I've a few - Onix BWD1 with homebrew offboard supply probaby teh best - but a home-serviced FM4 with couple of added 10uF caps decoupling on the principal ICs its not worth worring about. And the FM4 has a well-judged automated 'blend' such that signal weakness keeps stereo noise well-under control.

Frankly - the thing that limits 'FM' these days , sadly, is just how piss-poor FM 'production' has become. Even on BBC R3.
So - just use the tuner, you like using.
 
I'd be wanting to compare the two tuners using the same interconnect to eliminate that variable.
 
Hadn’t realised you were down in NZ.

So, it sounds like a Magnum Dynalab is difficult to demo!

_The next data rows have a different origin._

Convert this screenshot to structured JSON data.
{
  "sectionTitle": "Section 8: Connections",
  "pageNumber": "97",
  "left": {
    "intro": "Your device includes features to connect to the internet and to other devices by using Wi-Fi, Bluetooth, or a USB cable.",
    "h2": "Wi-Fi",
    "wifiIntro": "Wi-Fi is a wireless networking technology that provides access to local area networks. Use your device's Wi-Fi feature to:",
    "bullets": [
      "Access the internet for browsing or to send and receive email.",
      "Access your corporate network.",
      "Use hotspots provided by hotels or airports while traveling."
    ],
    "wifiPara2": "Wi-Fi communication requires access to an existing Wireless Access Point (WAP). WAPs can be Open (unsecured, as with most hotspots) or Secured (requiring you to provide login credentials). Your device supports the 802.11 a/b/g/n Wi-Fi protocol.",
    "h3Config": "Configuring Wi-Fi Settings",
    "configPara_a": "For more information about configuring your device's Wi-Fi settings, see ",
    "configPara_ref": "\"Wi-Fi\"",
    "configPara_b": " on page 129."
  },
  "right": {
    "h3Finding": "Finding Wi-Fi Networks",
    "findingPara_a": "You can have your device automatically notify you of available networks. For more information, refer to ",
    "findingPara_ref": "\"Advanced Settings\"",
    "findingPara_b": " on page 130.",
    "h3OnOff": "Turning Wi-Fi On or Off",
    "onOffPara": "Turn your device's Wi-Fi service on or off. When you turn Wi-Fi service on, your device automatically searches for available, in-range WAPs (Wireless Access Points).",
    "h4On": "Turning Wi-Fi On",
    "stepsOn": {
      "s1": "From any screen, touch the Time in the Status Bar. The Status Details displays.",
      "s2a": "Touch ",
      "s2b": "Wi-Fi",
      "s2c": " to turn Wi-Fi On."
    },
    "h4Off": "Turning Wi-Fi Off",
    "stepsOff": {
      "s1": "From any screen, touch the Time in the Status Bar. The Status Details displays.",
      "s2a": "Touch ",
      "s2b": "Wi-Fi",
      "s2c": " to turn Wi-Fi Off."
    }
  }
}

Mind it is great you can get Accuphase. I’m tempted by an E-280 myself.

I love looking on Trade Me for hifi when visiting family in NZ. Fascinating what appears and I gather there is quite a good hifi scene down there.

Some good radio stations down there also!

Sounds like the Quad 66 will do the trick. If you can find a serviced Quad FM3, they sound lovely, or even a Quad FM2, the valve tuner is very nice.

The Quad FM4 is another good offering, but just check that the internal battery hasn’t leaked on to the circuit board!
 
There is an FM4 that I can demo - I had the 66 and the FM4 but didn't have a splitter for the antenna cable and because it's radio you can't just play the same track again when you swap sources.

But now I have a splitter I might go and get the FM4 again and compare it to the 66 - when I was comparing them by memory I thought the 66 was better.

I opened up the FM4 when I last had it, after hearing about the battery issue on here, and the battery has a little plastic fence around it so it must be a later version as I understand Quad made this mod later on. Very tidy looking internals too. Here's a pic - hopefully this works...

 
Photos of the inside of a FM66 would be nice. No service manual has ever been circulated. I can tell a lot about a tuner if I see the PCB
 
Now I have the FM4 in the system with a couple of hours to warm up I think it's a very slightly thinner sounding than the NAT03 - not quite as much bass and a little sibilant, perhaps. I will give it a couple of days in the system and then compare the FM4 with the 66.
 
Here it is - a bit sparser than the FM4 perhaps?

I cannot read the tuner IC top right. This looks more of a Nat Semi design, the FM4 more Hitachi.
What is very interesting is the unscreened front end tuner and the lack of ceramic filters. In my opinion the better ceramic filters used in my Sony have much better IF filtering group delay vs shape than you are likely to get with a few Toko coils.
Don't touch any of those coils, realigning this would be challenging.